La princesa María aplazó su marcha porque Sonia y el Conde trataban de reemplazar a Natacha, pero no podían. Sólo ella sabía impedir que su madre se dejara llevar de la desesperación.

Natacha vivió por espacio de tres semanas al lado de su madre, en su misma habitación, sentada en un sillón. La obligaba a beber y a comer, le hablaba sin cesar, porque su voz tierna y acariciadora la calmaba.

La herida moral de la Condesa no acababa de cicatrizarse. La muerte de Petia había destrozado su vida. La triste noticia que sorprendió a una mujer de cincuenta años, todavía fresca y robusta, la dejó convertida en una vieja, medio muerta y a la que ya no interesaba la vida. Pero la herida que casi mató a la Condesa resucitó a Natacha.

Por extraño que pueda parecer, la herida moral infligida a su ser espiritual exigía una especie de herida física; y cuando ésta se cicatrizó, cuando desapareció, la herida moral se cicatrizó también por obra de la vida que ocultaba en su interior.

Los últimos días del príncipe Andrés habían aproximado a Natacha a la princesa María; la nueva desgracia las unió más si cabe. La princesa María, que había aplazado la marcha, cuidó por espacio de tres semanas a Natacha como a un niño enfermo, porque la última semana que pasó junto a su madre aniquiló sus fuerzas físicas.

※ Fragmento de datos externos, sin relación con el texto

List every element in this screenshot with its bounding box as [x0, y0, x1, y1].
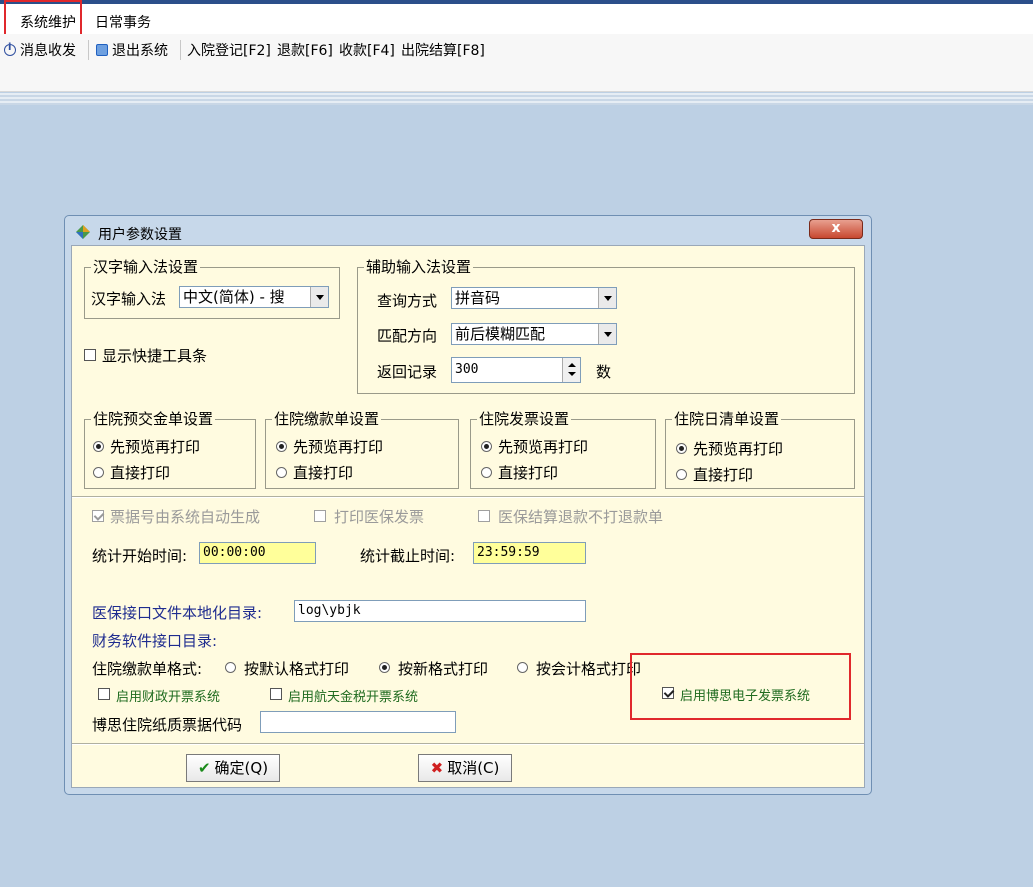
toolbar-discharge[interactable]: 出院结算[F8] — [401, 40, 485, 60]
button-divider — [72, 743, 864, 745]
cancel-button[interactable]: ✖ 取消(C) — [418, 754, 512, 782]
dialog-titlebar[interactable]: 用户参数设置 x — [65, 216, 871, 246]
invoice-direct-label: 直接打印 — [498, 464, 559, 482]
deposit-print-group: 住院预交金单设置 先预览再打印 直接打印 — [84, 410, 256, 489]
aux-group-title: 辅助输入法设置 — [364, 258, 474, 276]
invoice-preview-radio[interactable] — [481, 441, 492, 452]
toolbar-separator — [88, 40, 89, 60]
toolbar-exit[interactable]: 退出系统 — [96, 40, 168, 60]
enable-aerospace-label: 启用航天金税开票系统 — [288, 690, 419, 705]
format-accounting-label: 按会计格式打印 — [536, 660, 642, 678]
return-records-label: 返回记录 — [377, 363, 438, 381]
toolbar-admission[interactable]: 入院登记[F2] — [187, 40, 271, 60]
invoice-print-title: 住院发票设置 — [477, 410, 572, 428]
chevron-down-icon[interactable] — [598, 288, 616, 308]
no-refund-slip-checkbox[interactable] — [478, 510, 490, 522]
print-insurance-invoice-checkbox[interactable] — [314, 510, 326, 522]
payment-print-group: 住院缴款单设置 先预览再打印 直接打印 — [265, 410, 459, 489]
payment-format-label: 住院缴款单格式: — [92, 660, 203, 678]
close-button[interactable]: x — [809, 219, 863, 239]
auto-receipt-checkbox[interactable] — [92, 510, 104, 522]
daily-list-print-title: 住院日清单设置 — [672, 410, 782, 428]
invoice-preview-label: 先预览再打印 — [498, 438, 589, 456]
aux-input-group: 辅助输入法设置 查询方式 拼音码 匹配方向 前后模糊匹配 返回记录 300 数 — [357, 258, 855, 394]
daily-list-direct-radio[interactable] — [676, 469, 687, 480]
hanzi-input-label: 汉字输入法 — [91, 290, 167, 308]
payment-preview-label: 先预览再打印 — [293, 438, 384, 456]
stat-end-label: 统计截止时间: — [360, 547, 456, 565]
match-direction-label: 匹配方向 — [377, 327, 438, 345]
stat-end-input[interactable]: 23:59:59 — [473, 542, 586, 564]
return-records-spinner[interactable]: 300 — [451, 357, 581, 383]
show-toolbar-label: 显示快捷工具条 — [102, 347, 208, 365]
chevron-down-icon[interactable] — [310, 287, 328, 307]
insurance-dir-input[interactable]: log\ybjk — [294, 600, 586, 622]
deposit-direct-radio[interactable] — [93, 467, 104, 478]
section-divider — [72, 496, 864, 498]
daily-list-preview-label: 先预览再打印 — [693, 440, 784, 458]
match-direction-select[interactable]: 前后模糊匹配 — [451, 323, 617, 345]
close-icon: ✖ — [430, 759, 444, 777]
auto-receipt-label: 票据号由系统自动生成 — [110, 508, 261, 526]
payment-direct-label: 直接打印 — [293, 464, 354, 482]
query-mode-label: 查询方式 — [377, 292, 438, 310]
return-records-unit: 数 — [596, 363, 612, 381]
deposit-print-title: 住院预交金单设置 — [91, 410, 216, 428]
stat-start-label: 统计开始时间: — [92, 547, 188, 565]
app-icon — [76, 225, 90, 239]
dialog-client: 汉字输入法设置 汉字输入法 中文(简体) - 搜 显示快捷工具条 辅助输入法设置… — [71, 245, 865, 788]
enable-aerospace-checkbox[interactable] — [270, 688, 282, 700]
show-toolbar-checkbox[interactable] — [84, 349, 96, 361]
toolbar-refund[interactable]: 退款[F6] — [277, 40, 333, 60]
hanzi-input-select[interactable]: 中文(简体) - 搜 — [179, 286, 329, 308]
no-refund-slip-label: 医保结算退款不打退款单 — [498, 508, 664, 526]
enable-bosi-checkbox[interactable] — [662, 687, 674, 699]
menu-daily-tasks[interactable]: 日常事务 — [95, 12, 151, 32]
toolbar-collect[interactable]: 收款[F4] — [339, 40, 395, 60]
toolbar-strip — [0, 93, 1033, 105]
print-insurance-invoice-label: 打印医保发票 — [334, 508, 425, 526]
user-params-dialog: 用户参数设置 x 汉字输入法设置 汉字输入法 中文(简体) - 搜 显示快捷工具… — [64, 215, 872, 795]
stat-start-input[interactable]: 00:00:00 — [199, 542, 316, 564]
daily-list-preview-radio[interactable] — [676, 443, 687, 454]
insurance-dir-label: 医保接口文件本地化目录: — [92, 604, 263, 622]
format-default-label: 按默认格式打印 — [244, 660, 350, 678]
daily-list-direct-label: 直接打印 — [693, 466, 754, 484]
menu-system-maintenance[interactable]: 系统维护 — [20, 12, 76, 32]
toolbar: 消息收发 退出系统 入院登记[F2] 退款[F6] 收款[F4] 出院结算[F8… — [0, 34, 1033, 92]
dialog-title: 用户参数设置 — [98, 227, 182, 243]
enable-finance-checkbox[interactable] — [98, 688, 110, 700]
exit-icon — [96, 44, 108, 56]
toolbar-messages[interactable]: 消息收发 — [4, 40, 76, 60]
bosi-code-input[interactable] — [260, 711, 456, 733]
chevron-down-icon[interactable] — [598, 324, 616, 344]
payment-print-title: 住院缴款单设置 — [272, 410, 382, 428]
format-new-radio[interactable] — [379, 662, 390, 673]
daily-list-print-group: 住院日清单设置 先预览再打印 直接打印 — [665, 410, 855, 489]
query-mode-select[interactable]: 拼音码 — [451, 287, 617, 309]
hanzi-input-group: 汉字输入法设置 汉字输入法 中文(简体) - 搜 — [84, 258, 340, 319]
ok-button[interactable]: ✔ 确定(Q) — [186, 754, 280, 782]
menu-bar: 系统维护 日常事务 — [0, 4, 1033, 34]
format-new-label: 按新格式打印 — [398, 660, 489, 678]
hanzi-group-title: 汉字输入法设置 — [91, 258, 201, 276]
deposit-preview-radio[interactable] — [93, 441, 104, 452]
format-accounting-radio[interactable] — [517, 662, 528, 673]
bosi-code-label: 博思住院纸质票据代码 — [92, 716, 243, 734]
spinner-arrows-icon[interactable] — [562, 358, 580, 382]
enable-finance-label: 启用财政开票系统 — [116, 690, 221, 705]
enable-bosi-label: 启用博思电子发票系统 — [680, 689, 811, 704]
invoice-direct-radio[interactable] — [481, 467, 492, 478]
close-icon: x — [831, 220, 841, 236]
deposit-direct-label: 直接打印 — [110, 464, 171, 482]
finance-dir-label: 财务软件接口目录: — [92, 632, 218, 650]
format-default-radio[interactable] — [225, 662, 236, 673]
payment-direct-radio[interactable] — [276, 467, 287, 478]
toolbar-separator — [180, 40, 181, 60]
invoice-print-group: 住院发票设置 先预览再打印 直接打印 — [470, 410, 656, 489]
deposit-preview-label: 先预览再打印 — [110, 438, 201, 456]
info-icon — [4, 42, 16, 56]
payment-preview-radio[interactable] — [276, 441, 287, 452]
checkmark-icon: ✔ — [197, 759, 211, 777]
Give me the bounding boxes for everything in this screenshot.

Después nació entre ellas esa amistad tierna y apasionada que únicamente se ve en las mujeres, Se besaban con frecuencia, se decían palabras tiernas, pasaban juntas la mayor parte del día. Si una de ellas salía, la otra la echaba de menos e iba a reunirse con ella. Estaban unidas por un sentimiento más fuerte que el de la amistad: el sentimiento de que sólo podían vivir estando unidas. A veces permanecían silenciosas horas enteras; a veces hablaban en el lecho hasta la madrugada. Conversaban, sobre todo, del pasado lejano.

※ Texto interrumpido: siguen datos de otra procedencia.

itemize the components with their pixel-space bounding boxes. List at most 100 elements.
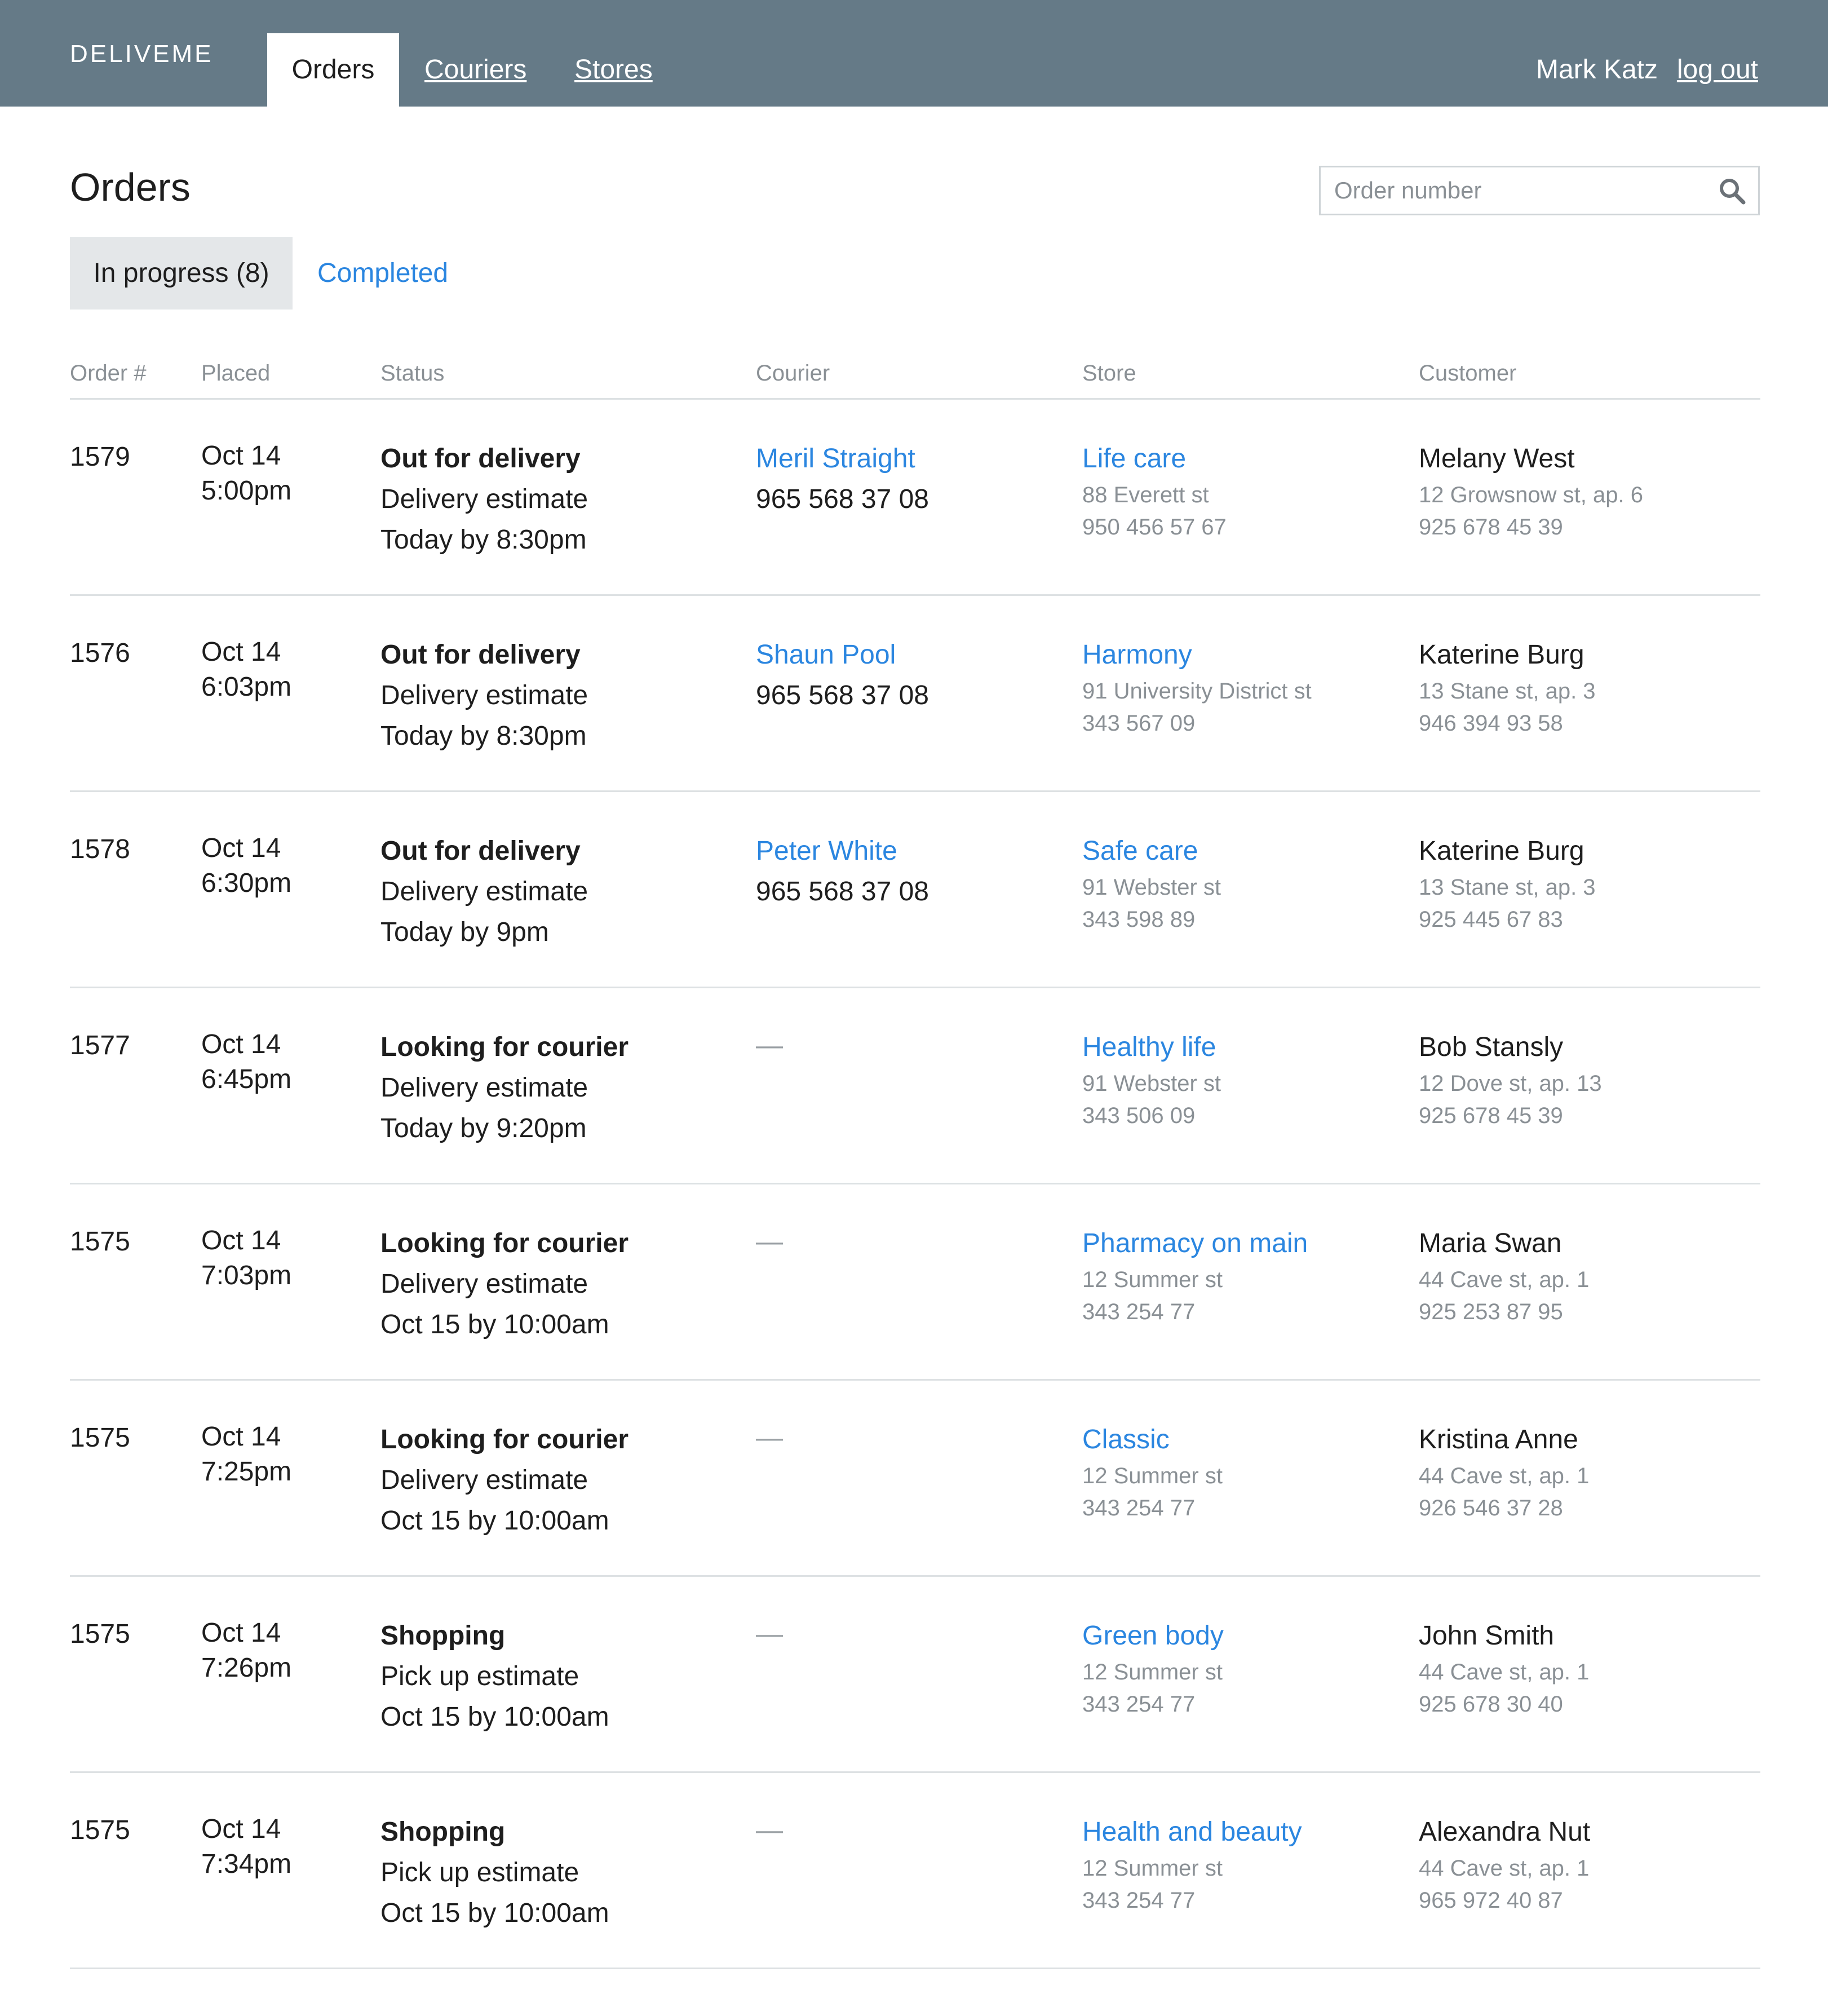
estimate-label: Delivery estimate [380,680,588,710]
customer-cell: Alexandra Nut 44 Cave st, ap. 1 965 972 … [1419,1812,1590,1917]
no-courier-dash: — [756,1031,783,1060]
store-name-link[interactable]: Safe care [1082,831,1221,872]
estimate-time: Oct 15 by 10:00am [380,1506,609,1536]
store-name-link[interactable]: Pharmacy on main [1082,1223,1308,1264]
estimate-time: Today by 9pm [380,917,549,947]
placed-date: Oct 14 [201,1814,281,1844]
table-row[interactable]: 1575 Oct 14 7:03pm Looking for courier D… [0,1184,1828,1381]
brand-logo[interactable]: DELIVEME [70,37,214,71]
store-name-link[interactable]: Green body [1082,1616,1224,1656]
no-courier-dash: — [756,1815,783,1845]
estimate-time: Today by 8:30pm [380,721,587,751]
placed-date: Oct 14 [201,1029,281,1059]
order-number: 1578 [70,834,130,864]
placed-date: Oct 14 [201,637,281,667]
status-cell: Out for delivery Delivery estimate Today… [380,831,588,953]
store-phone: 343 254 77 [1082,1692,1196,1717]
subtab-completed[interactable]: Completed [317,237,448,310]
store-address: 91 Webster st [1082,875,1221,900]
logout-link[interactable]: log out [1677,33,1758,107]
courier-cell: — [756,1420,783,1457]
table-row[interactable]: 1579 Oct 14 5:00pm Out for delivery Deli… [0,400,1828,596]
table-row[interactable]: 1578 Oct 14 6:30pm Out for delivery Deli… [0,792,1828,988]
customer-cell: Katerine Burg 13 Stane st, ap. 3 946 394… [1419,635,1596,740]
placed-time: 7:26pm [201,1653,292,1683]
column-header-status[interactable]: Status [380,359,444,388]
no-courier-dash: — [756,1619,783,1649]
store-phone: 343 254 77 [1082,1299,1196,1324]
store-name-link[interactable]: Healthy life [1082,1027,1221,1068]
store-name-link[interactable]: Health and beauty [1082,1812,1302,1853]
store-cell: Healthy life 91 Webster st 343 506 09 [1082,1027,1221,1132]
column-header-order[interactable]: Order # [70,359,147,388]
customer-name: John Smith [1419,1621,1555,1651]
courier-phone: 965 568 37 08 [756,484,929,514]
table-row[interactable]: 1575 Oct 14 7:25pm Looking for courier D… [0,1381,1828,1577]
customer-name: Katerine Burg [1419,836,1584,866]
order-status: Looking for courier [380,1032,629,1062]
store-cell: Health and beauty 12 Summer st 343 254 7… [1082,1812,1302,1917]
store-address: 12 Summer st [1082,1464,1223,1488]
estimate-label: Delivery estimate [380,1465,588,1495]
customer-cell: Melany West 12 Growsnow st, ap. 6 925 67… [1419,439,1643,543]
estimate-label: Delivery estimate [380,1073,588,1103]
order-status: Looking for courier [380,1228,629,1258]
status-cell: Out for delivery Delivery estimate Today… [380,439,588,560]
placed-time: 6:45pm [201,1064,292,1094]
customer-cell: Bob Stansly 12 Dove st, ap. 13 925 678 4… [1419,1027,1602,1132]
courier-phone: 965 568 37 08 [756,680,929,710]
no-courier-dash: — [756,1227,783,1257]
placed-time: 6:30pm [201,868,292,898]
no-courier-dash: — [756,1423,783,1453]
store-address: 91 University District st [1082,679,1312,704]
nav-tab-stores[interactable]: Stores [574,33,653,107]
store-cell: Safe care 91 Webster st 343 598 89 [1082,831,1221,936]
placed-time: 7:34pm [201,1849,292,1879]
table-row[interactable]: 1576 Oct 14 6:03pm Out for delivery Deli… [0,596,1828,792]
order-number-search-input[interactable] [1321,167,1718,214]
customer-phone: 925 678 30 40 [1419,1692,1563,1717]
table-row[interactable]: 1575 Oct 14 7:34pm Shopping Pick up esti… [0,1773,1828,1969]
courier-name-link[interactable]: Shaun Pool [756,635,929,675]
placed-time: 7:25pm [201,1457,292,1487]
store-phone: 343 254 77 [1082,1496,1196,1520]
estimate-label: Delivery estimate [380,877,588,907]
nav-tab-orders[interactable]: Orders [267,33,399,107]
customer-phone: 925 445 67 83 [1419,907,1563,932]
column-header-customer[interactable]: Customer [1419,359,1516,388]
table-row[interactable]: 1577 Oct 14 6:45pm Looking for courier D… [0,988,1828,1184]
courier-cell: Meril Straight 965 568 37 08 [756,439,929,520]
store-name-link[interactable]: Classic [1082,1420,1223,1460]
customer-cell: Maria Swan 44 Cave st, ap. 1 925 253 87 … [1419,1223,1589,1328]
customer-address: 13 Stane st, ap. 3 [1419,679,1596,704]
customer-address: 44 Cave st, ap. 1 [1419,1464,1590,1488]
store-address: 12 Summer st [1082,1660,1223,1685]
store-cell: Harmony 91 University District st 343 56… [1082,635,1312,740]
courier-name-link[interactable]: Meril Straight [756,439,929,479]
order-number: 1579 [70,442,130,472]
customer-phone: 925 678 45 39 [1419,1103,1563,1128]
table-row[interactable]: 1575 Oct 14 7:26pm Shopping Pick up esti… [0,1577,1828,1773]
estimate-time: Today by 9:20pm [380,1113,587,1143]
page-title: Orders [70,165,191,209]
column-header-store[interactable]: Store [1082,359,1136,388]
placed-datetime: Oct 14 6:45pm [201,1027,291,1097]
order-number: 1575 [70,1619,130,1649]
store-name-link[interactable]: Harmony [1082,635,1312,675]
search-icon[interactable] [1718,176,1747,206]
column-header-placed[interactable]: Placed [201,359,270,388]
store-cell: Classic 12 Summer st 343 254 77 [1082,1420,1223,1524]
subtab-in-progress[interactable]: In progress (8) [70,237,293,310]
store-name-link[interactable]: Life care [1082,439,1227,479]
placed-datetime: Oct 14 5:00pm [201,439,291,509]
nav-tab-couriers[interactable]: Couriers [424,33,526,107]
courier-phone: 965 568 37 08 [756,877,929,907]
column-header-courier[interactable]: Courier [756,359,830,388]
estimate-time: Oct 15 by 10:00am [380,1310,609,1339]
order-status: Out for delivery [380,836,581,866]
courier-name-link[interactable]: Peter White [756,831,929,872]
estimate-time: Oct 15 by 10:00am [380,1898,609,1928]
order-number: 1575 [70,1815,130,1845]
customer-address: 44 Cave st, ap. 1 [1419,1660,1590,1685]
customer-name: Kristina Anne [1419,1425,1578,1454]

La princesa María le refería su infancia, hablaba de sus padres, de sus sueños, y Natacha, que otras veces se había separado de ella porque no comprendía aquella vida cristiana, de abnegación sumisa, de sacrificio, ahora, por el afecto que le profesaba, amaba su pasado y comprendía su vida. No pensaba aplicar a la propia la sumisión y el sacrificio, porque estaba habituada a buscar otras alegrías, pero comprendía y amaba en los demás unas virtudes que antes eran incomprensibles para su entendimiento. A la princesa María, la narración de la infancia y de la primera juventud de Natacha le descubría un lado insospechado de la existencia: la fe en la vida, en el goce de la vida.

A últimos de enero, la Princesa partió, por fin, hacia Moscú, y el Conde se empeñó en que la acompañase Natacha para que consultara a los médicos de la ciudad sobre el estado de su salud.